Satellite executives, however, insist they are not being funded by the U.S. government for the very same "obvious" reasons. Instead, they say, they are desperately scraping by, paying between $45,000 to $60,00 per month for satellite air time through a combination of advertising and donations from viewers and wealthy Iranian-Americans.

"Air time is killing us," said Fariborz Abbassi, vice president and co-founder of Azadi TV. "If we didn't have such financial problems, we would be able to produce better programs."

While welcoming Brownback's attempts to infuse funds into the Iranian opposition effort, Foroutan said Channel One was "not in a position to accept any money that would compromise" the station's credibility.

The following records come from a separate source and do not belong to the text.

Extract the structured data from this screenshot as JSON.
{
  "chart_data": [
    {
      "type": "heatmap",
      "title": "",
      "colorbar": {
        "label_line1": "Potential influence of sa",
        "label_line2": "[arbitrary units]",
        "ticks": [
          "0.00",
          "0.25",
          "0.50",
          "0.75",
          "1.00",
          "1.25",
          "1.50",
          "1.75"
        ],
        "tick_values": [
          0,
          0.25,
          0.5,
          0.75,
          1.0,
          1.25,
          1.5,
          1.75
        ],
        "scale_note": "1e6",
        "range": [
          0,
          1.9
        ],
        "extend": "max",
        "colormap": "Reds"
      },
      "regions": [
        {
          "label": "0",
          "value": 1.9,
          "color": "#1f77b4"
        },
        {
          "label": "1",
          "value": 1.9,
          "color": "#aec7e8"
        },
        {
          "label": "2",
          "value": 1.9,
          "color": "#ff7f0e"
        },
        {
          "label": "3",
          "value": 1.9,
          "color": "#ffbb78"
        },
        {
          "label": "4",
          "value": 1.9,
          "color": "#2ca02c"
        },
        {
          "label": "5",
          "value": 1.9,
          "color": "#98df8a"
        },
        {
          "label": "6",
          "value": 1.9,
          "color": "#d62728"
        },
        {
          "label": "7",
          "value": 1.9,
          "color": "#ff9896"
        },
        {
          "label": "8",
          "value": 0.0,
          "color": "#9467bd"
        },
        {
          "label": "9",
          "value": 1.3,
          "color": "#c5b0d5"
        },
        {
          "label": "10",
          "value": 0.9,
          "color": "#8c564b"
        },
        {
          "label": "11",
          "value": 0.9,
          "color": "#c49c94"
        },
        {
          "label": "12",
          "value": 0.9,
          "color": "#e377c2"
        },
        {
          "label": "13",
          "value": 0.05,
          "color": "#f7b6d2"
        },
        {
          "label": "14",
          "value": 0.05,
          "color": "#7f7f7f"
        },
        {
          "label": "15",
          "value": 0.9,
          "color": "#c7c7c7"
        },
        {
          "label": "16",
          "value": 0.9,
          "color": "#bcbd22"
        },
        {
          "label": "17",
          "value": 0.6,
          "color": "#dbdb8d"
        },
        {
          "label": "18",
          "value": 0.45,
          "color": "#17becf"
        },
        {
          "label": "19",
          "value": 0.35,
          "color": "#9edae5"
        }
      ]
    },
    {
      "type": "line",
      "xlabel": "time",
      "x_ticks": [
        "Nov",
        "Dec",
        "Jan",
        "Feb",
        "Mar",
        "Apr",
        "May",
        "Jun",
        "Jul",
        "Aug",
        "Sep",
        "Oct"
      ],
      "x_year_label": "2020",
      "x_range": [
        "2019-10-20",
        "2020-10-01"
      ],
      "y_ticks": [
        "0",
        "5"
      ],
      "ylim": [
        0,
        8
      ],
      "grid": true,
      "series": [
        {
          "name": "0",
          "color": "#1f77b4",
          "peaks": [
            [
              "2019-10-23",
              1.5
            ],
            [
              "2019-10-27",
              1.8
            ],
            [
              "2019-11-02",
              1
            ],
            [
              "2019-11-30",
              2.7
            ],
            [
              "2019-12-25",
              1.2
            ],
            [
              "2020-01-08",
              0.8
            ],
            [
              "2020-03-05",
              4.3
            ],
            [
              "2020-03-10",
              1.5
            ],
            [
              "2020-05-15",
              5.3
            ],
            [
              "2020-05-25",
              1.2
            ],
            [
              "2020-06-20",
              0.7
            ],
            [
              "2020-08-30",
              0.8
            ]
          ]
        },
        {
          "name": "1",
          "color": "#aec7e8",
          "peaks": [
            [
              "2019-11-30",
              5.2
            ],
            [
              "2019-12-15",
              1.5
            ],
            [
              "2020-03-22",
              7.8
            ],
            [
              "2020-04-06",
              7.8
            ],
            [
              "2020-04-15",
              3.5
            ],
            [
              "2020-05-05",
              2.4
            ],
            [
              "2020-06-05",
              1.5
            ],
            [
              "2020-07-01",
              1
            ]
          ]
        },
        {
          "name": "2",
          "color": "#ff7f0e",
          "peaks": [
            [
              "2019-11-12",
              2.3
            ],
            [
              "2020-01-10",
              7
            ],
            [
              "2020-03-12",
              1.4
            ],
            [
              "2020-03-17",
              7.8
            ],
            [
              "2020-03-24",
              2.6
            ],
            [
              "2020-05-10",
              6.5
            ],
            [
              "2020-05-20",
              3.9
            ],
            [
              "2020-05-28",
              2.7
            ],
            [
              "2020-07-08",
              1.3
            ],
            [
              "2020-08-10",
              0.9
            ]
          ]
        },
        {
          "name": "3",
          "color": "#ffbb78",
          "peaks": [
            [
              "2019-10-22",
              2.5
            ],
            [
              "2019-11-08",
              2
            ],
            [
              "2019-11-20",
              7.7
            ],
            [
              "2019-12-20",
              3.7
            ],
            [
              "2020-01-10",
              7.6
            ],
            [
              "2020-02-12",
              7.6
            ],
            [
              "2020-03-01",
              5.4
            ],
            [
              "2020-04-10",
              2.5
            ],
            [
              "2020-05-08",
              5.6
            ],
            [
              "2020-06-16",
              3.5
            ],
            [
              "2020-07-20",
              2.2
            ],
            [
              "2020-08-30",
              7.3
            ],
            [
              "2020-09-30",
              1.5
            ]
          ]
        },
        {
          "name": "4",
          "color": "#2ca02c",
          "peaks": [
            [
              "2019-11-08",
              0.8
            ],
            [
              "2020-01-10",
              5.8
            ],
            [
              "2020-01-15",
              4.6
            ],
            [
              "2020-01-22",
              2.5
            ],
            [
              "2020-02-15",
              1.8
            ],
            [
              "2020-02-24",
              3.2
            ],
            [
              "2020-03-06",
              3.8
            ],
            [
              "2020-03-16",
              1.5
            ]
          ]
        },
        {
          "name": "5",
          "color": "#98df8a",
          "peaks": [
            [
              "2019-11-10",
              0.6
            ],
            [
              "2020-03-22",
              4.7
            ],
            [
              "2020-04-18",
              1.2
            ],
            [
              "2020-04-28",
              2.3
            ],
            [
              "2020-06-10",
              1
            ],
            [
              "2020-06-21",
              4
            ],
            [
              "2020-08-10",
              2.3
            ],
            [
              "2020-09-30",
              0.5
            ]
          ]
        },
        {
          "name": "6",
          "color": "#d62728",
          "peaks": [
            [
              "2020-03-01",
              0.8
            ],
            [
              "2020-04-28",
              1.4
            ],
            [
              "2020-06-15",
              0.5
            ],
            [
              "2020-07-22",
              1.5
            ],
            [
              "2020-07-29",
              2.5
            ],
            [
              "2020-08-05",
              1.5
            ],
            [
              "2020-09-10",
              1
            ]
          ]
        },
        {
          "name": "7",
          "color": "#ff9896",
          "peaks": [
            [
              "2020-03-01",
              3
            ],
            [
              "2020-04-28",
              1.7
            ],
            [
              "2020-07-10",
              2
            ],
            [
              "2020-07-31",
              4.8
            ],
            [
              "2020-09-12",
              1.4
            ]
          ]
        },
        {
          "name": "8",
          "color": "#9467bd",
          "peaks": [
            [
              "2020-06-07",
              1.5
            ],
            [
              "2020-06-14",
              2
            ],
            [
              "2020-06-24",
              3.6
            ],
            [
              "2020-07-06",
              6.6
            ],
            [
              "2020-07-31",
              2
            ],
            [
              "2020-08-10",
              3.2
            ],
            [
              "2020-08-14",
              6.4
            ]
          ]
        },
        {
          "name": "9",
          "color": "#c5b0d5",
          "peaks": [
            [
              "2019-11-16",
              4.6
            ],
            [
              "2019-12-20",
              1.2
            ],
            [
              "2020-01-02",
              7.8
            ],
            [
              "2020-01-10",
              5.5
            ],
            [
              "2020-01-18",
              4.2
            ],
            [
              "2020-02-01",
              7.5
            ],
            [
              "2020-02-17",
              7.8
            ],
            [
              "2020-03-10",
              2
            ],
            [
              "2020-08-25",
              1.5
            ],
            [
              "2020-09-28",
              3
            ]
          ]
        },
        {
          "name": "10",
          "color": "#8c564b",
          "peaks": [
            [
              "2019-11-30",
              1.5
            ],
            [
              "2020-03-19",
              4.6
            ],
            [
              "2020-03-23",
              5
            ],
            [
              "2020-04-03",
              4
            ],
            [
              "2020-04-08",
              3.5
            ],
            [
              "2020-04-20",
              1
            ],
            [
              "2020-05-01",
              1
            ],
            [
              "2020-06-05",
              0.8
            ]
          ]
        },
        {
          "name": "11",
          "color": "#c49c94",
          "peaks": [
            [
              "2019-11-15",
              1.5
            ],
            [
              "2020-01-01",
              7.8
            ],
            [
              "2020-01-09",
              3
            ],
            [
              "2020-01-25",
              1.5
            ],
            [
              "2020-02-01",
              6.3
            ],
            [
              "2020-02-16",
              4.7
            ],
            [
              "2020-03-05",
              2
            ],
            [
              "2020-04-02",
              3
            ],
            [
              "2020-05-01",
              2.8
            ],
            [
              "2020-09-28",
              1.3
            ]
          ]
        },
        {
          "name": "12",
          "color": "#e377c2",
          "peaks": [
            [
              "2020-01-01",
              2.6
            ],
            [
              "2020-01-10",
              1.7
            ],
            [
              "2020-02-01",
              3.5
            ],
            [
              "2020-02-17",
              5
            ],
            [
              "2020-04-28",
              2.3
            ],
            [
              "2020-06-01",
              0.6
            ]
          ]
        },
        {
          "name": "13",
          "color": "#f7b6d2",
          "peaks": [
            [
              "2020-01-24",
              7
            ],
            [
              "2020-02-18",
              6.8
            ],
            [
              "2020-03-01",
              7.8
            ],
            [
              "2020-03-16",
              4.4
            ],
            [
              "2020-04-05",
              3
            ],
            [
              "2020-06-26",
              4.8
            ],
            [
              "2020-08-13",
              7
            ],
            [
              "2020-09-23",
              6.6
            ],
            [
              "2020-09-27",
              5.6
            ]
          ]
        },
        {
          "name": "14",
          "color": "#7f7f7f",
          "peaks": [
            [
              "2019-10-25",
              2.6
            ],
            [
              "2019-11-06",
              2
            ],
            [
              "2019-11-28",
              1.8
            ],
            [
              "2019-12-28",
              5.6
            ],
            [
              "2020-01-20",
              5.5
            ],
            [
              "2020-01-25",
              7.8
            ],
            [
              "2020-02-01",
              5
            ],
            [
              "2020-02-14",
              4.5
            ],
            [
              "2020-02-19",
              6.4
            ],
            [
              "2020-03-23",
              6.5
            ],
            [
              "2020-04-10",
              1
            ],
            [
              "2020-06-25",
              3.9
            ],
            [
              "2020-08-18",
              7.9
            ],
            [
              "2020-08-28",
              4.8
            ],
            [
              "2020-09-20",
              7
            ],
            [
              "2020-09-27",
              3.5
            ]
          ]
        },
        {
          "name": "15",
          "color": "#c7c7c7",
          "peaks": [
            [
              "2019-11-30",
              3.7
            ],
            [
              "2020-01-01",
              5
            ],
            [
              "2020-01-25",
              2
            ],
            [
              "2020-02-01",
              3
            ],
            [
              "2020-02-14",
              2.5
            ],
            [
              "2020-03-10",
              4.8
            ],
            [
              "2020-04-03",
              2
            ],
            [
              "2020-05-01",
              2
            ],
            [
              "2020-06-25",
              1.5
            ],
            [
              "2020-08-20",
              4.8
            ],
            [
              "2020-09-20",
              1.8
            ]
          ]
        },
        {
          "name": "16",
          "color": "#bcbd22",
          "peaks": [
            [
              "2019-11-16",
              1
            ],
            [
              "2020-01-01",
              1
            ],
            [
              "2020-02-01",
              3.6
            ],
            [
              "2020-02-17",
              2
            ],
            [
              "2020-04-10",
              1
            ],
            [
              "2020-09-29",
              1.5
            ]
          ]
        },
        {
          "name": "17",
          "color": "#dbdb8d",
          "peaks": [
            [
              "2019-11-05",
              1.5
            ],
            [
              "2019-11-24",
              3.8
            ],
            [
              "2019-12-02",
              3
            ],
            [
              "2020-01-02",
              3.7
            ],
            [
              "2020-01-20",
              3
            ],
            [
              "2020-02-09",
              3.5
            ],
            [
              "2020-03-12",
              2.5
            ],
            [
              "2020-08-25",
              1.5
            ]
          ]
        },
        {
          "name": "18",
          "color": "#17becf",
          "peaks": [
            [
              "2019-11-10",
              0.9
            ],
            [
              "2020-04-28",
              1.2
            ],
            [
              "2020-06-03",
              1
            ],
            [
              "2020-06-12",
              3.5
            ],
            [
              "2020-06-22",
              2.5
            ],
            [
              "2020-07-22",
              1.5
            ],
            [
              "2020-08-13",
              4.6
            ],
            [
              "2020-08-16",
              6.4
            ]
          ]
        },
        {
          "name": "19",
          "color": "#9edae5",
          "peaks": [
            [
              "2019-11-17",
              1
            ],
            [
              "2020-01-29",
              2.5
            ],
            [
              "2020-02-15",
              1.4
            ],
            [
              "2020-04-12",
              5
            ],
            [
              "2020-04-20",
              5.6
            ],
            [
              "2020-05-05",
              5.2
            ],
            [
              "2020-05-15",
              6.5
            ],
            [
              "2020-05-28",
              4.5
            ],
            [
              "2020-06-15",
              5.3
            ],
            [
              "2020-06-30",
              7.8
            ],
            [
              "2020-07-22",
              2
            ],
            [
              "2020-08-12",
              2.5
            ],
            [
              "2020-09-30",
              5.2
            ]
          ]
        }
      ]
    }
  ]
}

"It would be nice to know what the United States wants in return for the money. Otherwise, we'll be viewed like the shah," said Foroutan, referring to Mohammad Reza Pahlavi, the last monarch of Iran who was widely reviled as a "puppet" of the West.

A Vocal Minority

The specter of the late shah continues to haunt some of the U.S.-based Farsi TV stations. Although the Iranian-American community is a diverse mix of new and not-so-new immigrants cutting across religious and class divides, a vocal section of the community are older Iranians who were in the United States when the 1979 Islamic Revolution shook the nation.

Experts say a large section of this group support Reza Pahlavi, the Virginia-based son of the deposed shah. Although Pahlavi advocates a referendum in Iran on the return of the monarchy and says he is committed to democracy, he arouses mixed passions among Iranians. Many of his detractors say the former crown prince — who fled Iran 25 years ago, shortly after graduating from high school — is out of touch with his former homeland.

But some Iranian-Americans say a number of the U.S. Farsi stations are controlled by Pahlavi's supporters who have seized on the recent student demonstrations to lobby for a regime change in Iran. "The people politically active in the community don't represent the community as a whole," said Abrahamian. "They are the ones with aspirations to become leaders in Iran. The vast majority of Iranians do not support regime change in Iran and the articulate minority do not reflect the rank and file."

While most Iranian-Americans do want Washington to support the students' aspirations without getting directly involved, some experts say many Iranian immigrants do not support any U.S. involvement, arguing instead the Bush administration can best support the students by not interfering in Iran's internal affairs.

It's a view Sarah H. in Tehran seconds even as she supports the demonstrating students. "It's very clear we don't want foreign support," she said. "We have voted for [reformist Iranian President Mohammad] Khatami and we want him to deliver. What we have is somehow a democracy and if we try, we can reach for it. This is our country. Americans can do what they want in their own country."